Chipshol
- Industry: Area development
- Founded: 1986
- Headquarters: Schiphol-Rijk, Netherlands
- Website: www.chipshol.com

= Chipshol =

Dutch area development company

Chipshol is a Dutch development company. The company was founded in 1986 by Jan Poot in The Hague.

Chipshol owns land around Schiphol Airport, with both residential and commercial locations. In total, Chipshol controlled 1483 acres of land. The company is headquartered in a business park near the airport.

The name Chipshol is derived from the name of the airport - Schiphol - and "Chip", from the high-tech industry which Poot planned to bring to the region in a new airport city.

== Chipshol Affair ==
The Chipshol Affair was a legal issue over land around Schiphol. The legal issue started in 1993 and was closed in 2014. The matter revolved around the Chipshol company, the Dutch central government, the judiciary and Schiphol airport.
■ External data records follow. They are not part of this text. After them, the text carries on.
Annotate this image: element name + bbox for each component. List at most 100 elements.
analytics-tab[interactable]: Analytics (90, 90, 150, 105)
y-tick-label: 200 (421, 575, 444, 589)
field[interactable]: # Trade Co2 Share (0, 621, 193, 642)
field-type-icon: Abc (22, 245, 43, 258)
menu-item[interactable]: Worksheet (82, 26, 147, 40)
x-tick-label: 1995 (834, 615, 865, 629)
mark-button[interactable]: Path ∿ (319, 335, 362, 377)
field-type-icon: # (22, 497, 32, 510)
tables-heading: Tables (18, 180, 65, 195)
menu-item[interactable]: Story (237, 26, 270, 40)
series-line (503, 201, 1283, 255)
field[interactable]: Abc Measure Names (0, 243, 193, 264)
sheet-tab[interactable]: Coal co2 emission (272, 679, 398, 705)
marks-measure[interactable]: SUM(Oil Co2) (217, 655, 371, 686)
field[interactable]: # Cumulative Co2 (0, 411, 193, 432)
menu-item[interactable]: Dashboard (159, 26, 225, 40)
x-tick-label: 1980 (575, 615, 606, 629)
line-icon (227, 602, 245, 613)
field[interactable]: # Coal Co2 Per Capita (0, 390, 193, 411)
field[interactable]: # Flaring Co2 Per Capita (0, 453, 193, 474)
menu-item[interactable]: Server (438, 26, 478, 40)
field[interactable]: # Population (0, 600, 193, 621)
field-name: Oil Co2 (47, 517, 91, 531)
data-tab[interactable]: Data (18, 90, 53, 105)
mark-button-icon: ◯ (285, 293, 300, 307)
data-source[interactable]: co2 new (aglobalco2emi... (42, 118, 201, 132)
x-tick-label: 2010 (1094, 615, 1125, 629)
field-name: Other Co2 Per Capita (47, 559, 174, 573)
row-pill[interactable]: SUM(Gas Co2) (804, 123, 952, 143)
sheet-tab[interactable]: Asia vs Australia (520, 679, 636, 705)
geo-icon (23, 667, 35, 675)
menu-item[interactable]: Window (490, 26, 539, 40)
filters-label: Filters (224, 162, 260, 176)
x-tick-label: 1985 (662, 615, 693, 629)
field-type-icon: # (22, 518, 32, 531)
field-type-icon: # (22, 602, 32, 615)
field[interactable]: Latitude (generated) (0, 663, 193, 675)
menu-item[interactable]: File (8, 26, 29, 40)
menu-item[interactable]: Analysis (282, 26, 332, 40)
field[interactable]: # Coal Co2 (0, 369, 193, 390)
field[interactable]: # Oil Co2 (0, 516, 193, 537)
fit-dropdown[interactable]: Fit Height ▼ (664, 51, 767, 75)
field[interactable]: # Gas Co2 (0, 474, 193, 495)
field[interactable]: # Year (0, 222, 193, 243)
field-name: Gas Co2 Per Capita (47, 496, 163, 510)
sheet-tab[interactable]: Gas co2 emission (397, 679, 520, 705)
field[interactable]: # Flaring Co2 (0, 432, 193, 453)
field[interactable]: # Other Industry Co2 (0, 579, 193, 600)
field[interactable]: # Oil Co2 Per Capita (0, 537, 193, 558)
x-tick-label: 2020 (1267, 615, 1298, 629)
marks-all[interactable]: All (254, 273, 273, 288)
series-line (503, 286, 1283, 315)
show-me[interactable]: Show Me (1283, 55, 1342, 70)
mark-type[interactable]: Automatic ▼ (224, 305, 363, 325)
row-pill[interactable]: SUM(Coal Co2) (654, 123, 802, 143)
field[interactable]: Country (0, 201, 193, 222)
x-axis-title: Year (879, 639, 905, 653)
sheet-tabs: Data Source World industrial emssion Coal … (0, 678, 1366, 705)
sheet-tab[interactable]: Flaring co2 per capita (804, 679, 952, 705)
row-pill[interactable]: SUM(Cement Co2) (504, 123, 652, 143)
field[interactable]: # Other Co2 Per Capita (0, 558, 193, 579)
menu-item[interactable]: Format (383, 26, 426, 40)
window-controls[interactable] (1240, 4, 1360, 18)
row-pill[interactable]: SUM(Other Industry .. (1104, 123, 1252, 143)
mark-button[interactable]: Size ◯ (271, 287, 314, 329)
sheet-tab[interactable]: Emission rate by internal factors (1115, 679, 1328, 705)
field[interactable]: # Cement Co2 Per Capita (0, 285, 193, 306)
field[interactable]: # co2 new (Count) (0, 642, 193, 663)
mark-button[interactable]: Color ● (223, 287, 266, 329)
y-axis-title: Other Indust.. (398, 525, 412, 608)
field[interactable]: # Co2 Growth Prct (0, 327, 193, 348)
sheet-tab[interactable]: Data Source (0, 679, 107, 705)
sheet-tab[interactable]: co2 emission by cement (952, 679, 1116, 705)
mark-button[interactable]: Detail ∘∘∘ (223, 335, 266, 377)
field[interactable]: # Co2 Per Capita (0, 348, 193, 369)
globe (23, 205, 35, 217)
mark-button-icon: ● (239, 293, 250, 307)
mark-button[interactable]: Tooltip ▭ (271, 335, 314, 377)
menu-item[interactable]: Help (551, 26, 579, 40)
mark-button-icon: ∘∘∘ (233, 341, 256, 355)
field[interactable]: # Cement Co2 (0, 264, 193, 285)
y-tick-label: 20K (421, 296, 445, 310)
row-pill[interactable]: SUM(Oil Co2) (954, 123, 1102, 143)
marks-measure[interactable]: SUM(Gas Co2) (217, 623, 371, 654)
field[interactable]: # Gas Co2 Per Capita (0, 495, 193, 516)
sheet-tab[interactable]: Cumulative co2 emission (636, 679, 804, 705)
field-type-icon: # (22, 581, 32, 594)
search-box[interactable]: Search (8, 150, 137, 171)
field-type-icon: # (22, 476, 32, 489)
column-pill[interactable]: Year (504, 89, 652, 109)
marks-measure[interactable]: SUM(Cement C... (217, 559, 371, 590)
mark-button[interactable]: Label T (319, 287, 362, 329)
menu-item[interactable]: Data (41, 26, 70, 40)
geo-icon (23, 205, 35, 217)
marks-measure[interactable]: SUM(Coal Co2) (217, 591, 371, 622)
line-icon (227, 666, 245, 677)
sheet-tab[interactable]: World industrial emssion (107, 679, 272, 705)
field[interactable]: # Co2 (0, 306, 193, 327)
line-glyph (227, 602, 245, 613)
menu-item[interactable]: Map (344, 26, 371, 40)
In the mid 1980s Jan Poot began to acquire farming land in the area of Schiphol airport. Chipshol, the company which he subsequently formed to manage the assets and which is run by his son Peter, was the largest private owner of land in the area adjacent to the airport. Imagining that cities would grow around airports, as Amsterdam itself had grown around its seaport, Poot sought to build an Airport City.

Poot presented his plans to the management of Schiphol airport, but was turned away. Chipshol then ran into development issues when the airport expressed concerns for aviation safety and other considerations that were not applied to other developers in the same vicinity. In the 1980s, the company owned over 1200 acres, and after the lawsuits and planning measures, the Poot's lost control of over 900 acres.

Since then, a sequence of events outlined in several lawsuits occurred that saw significant portions of the Poot's land confiscated with the help of the judiciary and Schiphol officials. Jan Poot and his son CEO Peter Poot started approximately one hundred lawsuits to recover the land. A Dutch clerk revealed two vice presidents of The Hague court had close ties to Chipshol's opponents. It was alleged to be the reason Chipshol lost the majority of its land. Jan Poot charged perjury in 2009, and only after public and media pressure did the Public Prosecutor decide to prosecute the judges, being the first time in Dutch legal history.

Two judges of The Hague court were accused of corruption and conspiracy to prevent Chipshol from building its airport city. Pieter Kalbfleisch, a former Dutch Competition Authority NMA chairman, was one of the judges named. The judges were acquitted.